Network Address Translation (NAT) will be required for hosts that need to connect to destinations on the Internet, but don't want to expose their configured NIC address. In this case, the address (of the internal server) is translated to a public address by a firewall. Few examples of this are proxy servers, mail servers, etc.


Quality of Service is a means to provide, differentiate treatment to few packets over others. These could provide priority in forwarding queues, or bandwidth reservations. In the data centre scenario, depending upon the bandwidth subscription ratio, the need for QoS varies,

  1. 1:1 bandwidth subscription ratio: In this case, the server to ToR connectivity (all servers in that cabinet) bandwidth should be equivalent to the ToR to Spine switch connectivity. Similarly for the upper layers as well. In this design, congestion on a link is not going to happen, as enough bandwidth will always be available. In this case, the only difference QoS can bring, it provides priority treatment for certain packets in the forwarding queue. Note: Packet buffering happens, when the packet moves between ports of different speeds, like 100Gbps, 10Gbps.

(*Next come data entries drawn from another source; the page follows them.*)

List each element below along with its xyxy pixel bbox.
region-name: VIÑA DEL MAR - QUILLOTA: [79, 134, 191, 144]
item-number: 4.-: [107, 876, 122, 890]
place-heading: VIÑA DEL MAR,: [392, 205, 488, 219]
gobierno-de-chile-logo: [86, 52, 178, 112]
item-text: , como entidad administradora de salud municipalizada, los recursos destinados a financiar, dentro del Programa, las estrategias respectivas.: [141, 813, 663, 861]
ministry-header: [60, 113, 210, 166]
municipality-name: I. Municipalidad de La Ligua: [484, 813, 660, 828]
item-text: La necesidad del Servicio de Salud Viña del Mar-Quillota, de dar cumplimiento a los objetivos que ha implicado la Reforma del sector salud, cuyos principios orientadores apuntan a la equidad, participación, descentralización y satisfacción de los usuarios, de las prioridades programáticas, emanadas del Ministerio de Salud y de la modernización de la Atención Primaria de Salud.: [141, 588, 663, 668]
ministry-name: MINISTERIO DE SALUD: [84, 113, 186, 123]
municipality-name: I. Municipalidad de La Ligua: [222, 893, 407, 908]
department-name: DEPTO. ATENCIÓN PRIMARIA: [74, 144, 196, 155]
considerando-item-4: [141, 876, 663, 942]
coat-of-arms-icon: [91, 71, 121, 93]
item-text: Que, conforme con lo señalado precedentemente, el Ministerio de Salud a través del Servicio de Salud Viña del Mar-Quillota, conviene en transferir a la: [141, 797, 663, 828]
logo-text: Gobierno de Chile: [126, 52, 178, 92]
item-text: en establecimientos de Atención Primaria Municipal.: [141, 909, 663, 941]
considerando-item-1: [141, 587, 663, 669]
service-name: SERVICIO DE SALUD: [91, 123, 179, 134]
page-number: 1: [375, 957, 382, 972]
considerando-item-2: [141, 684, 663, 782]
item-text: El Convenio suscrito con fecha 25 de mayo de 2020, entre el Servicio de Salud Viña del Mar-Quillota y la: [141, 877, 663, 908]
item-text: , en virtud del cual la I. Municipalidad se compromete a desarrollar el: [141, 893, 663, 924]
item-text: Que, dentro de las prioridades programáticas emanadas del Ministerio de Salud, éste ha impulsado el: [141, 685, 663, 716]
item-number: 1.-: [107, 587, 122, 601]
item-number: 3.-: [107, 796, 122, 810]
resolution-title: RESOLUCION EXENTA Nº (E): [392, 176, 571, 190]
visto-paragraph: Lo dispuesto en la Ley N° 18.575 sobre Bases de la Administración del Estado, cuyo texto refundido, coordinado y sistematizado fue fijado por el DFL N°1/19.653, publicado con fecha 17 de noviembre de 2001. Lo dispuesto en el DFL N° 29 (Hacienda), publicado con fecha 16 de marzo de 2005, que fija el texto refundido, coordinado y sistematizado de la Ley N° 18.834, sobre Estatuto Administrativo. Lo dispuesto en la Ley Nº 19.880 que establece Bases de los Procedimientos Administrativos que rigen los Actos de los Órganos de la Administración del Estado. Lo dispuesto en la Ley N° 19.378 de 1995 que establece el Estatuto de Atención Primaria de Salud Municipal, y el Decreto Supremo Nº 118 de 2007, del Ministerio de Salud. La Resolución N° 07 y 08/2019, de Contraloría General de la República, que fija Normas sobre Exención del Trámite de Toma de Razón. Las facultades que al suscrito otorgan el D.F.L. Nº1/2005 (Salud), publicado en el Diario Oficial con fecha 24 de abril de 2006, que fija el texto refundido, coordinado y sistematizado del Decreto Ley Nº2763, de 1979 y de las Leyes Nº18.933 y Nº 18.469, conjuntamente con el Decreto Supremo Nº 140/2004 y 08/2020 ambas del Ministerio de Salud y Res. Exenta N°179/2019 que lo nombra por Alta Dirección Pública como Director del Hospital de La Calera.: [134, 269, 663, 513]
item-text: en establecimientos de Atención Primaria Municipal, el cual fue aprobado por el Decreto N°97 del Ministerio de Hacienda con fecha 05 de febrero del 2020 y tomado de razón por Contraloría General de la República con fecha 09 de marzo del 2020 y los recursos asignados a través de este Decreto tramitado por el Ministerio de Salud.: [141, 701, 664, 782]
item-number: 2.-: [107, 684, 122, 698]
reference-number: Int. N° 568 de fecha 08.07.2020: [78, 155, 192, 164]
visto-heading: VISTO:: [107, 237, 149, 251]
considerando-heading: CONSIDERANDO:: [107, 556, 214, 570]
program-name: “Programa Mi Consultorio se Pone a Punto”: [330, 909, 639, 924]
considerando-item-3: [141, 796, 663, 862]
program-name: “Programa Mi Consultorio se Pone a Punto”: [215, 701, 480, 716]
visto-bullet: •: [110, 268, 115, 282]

  2. Oversubscribed network: In this case, not all layers maintain a bandwidth subscription ratio, for example, the ToR uplink may be of lower bandwidth, compared to ToR to Server bandwidth (This is sometimes referred to as oversubscription ratio). In this case, there is a possibility of congestion. Here QoS might be required, to give priority as well as bandwidth reservation, for certain types of traffic flows.